The header also includes backend-specific implementation headers based on build conditions.

This means that, from a developer point of view, the compilation process is centered on:

  1. writing C++ code against the PTO intrinsics
  2. compiling it with the repository build configuration
  3. letting the selected backend provide the concrete implementation path

5. Build tools used in this repository

The repository clearly depends on:

  • CMake
  • Python for scripts and tests
  • a C++20-capable compiler

Typical commands used in this repository include:

# CPU simulation
python3 tests/run_cpu.py --clean --verbose

# Run a demo on CPU simulation
python3 tests/run_cpu.py --demo gemm --verbose

# Run ST on simulator backend
python3 tests/script/run_st.py -r sim -v a3 -t tadd -g TADDTest.case_float_64x64_64x64

If you are building in this repository, prefer the existing scripts and documented commands over inventing a standalone build flow.

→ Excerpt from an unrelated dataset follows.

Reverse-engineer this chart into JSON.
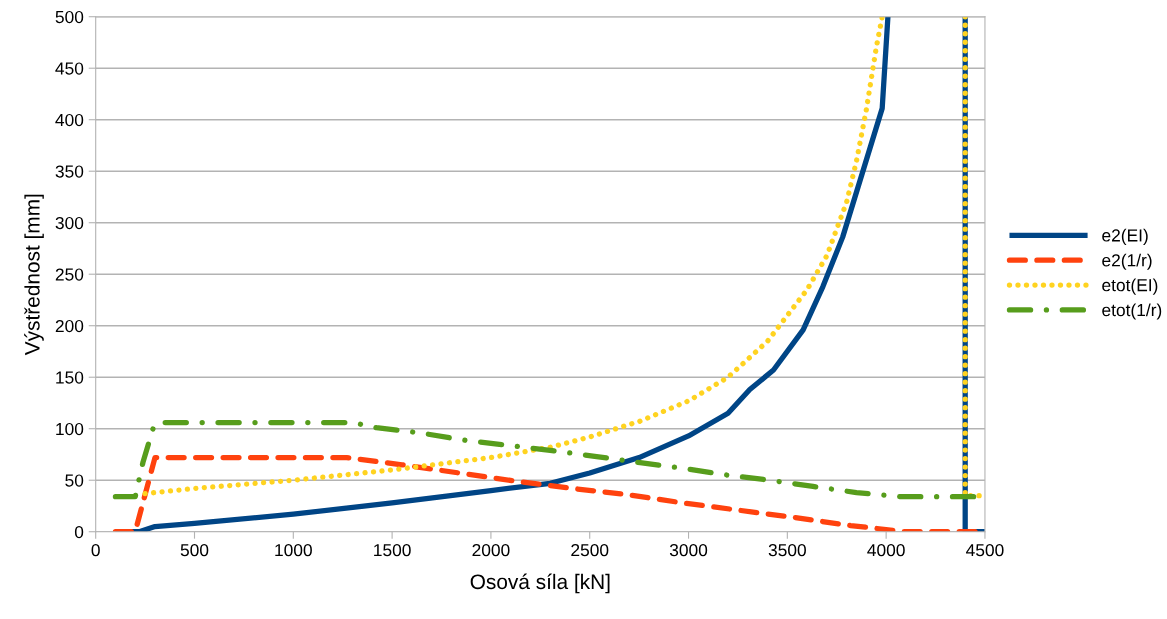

6. CPU simulation path vs NPU path

6.1 CPU simulation

The CPU simulation path is intended for functional development and validation.

In this path:

  • PTO intrinsics remain visible at the C++ source level
  • backend behavior is modeled by the CPU simulation implementation
  • some device-only synchronization details are simplified or become no-ops

Relevant documents:

6.2 NPU path

The NPU path targets Ascend hardware or simulator-side execution.

In this path:

  • backend-specific NPU implementations are used
  • device-side constraints matter more directly
  • instruction availability must be checked against the backend support table

Relevant references:

When a PTO kernel does not compile or run as expected, the most reliable checks are:

  1. Header-level API usage
  2. Is the intrinsic used according to ../../include/pto/common/pto_instr.hpp?

  3. ISA constraints

  4. Does the instruction documentation under docs/isa/ allow the tile type, layout, and operand combination?

  5. Tile and GlobalTensor definitions

  6. Are tile shapes, valid regions, and layouts legal?
  7. Are GlobalTensor shape/stride declarations correct?

  8. Backend support

  9. Is the target instruction implemented on the selected backend according to Backend Implementation Status?

  10. Build environment

  11. Are the required compiler, Python environment, and CANN environment available?

8. Notes on build examples

Some commonly written build examples on the internet, such as generic find_package(PTO REQUIRED) snippets or imagined standalone PTO::pto link targets, are not established as the canonical integration model by this repository.

When documenting or extending PTO Tile Lib, use the repository build scripts, the top-level CMakeLists.txt, and existing test or demo build patterns as the primary reference.

9. Notes

The compilation flow of PTO Tile Lib can be summarized as follows:

  • PTO code is written in C++ with public intrinsics.
  • The build system selects the corresponding backend implementation according to configuration.
  • CPU simulation is the preferred first validation path.
  • Backend support and instruction legality are checked explicitly during development.

The documentation describes the public programming surface and usage model, while internal compiler stages remain implementation details unless stated otherwise in dedicated toolchain documents.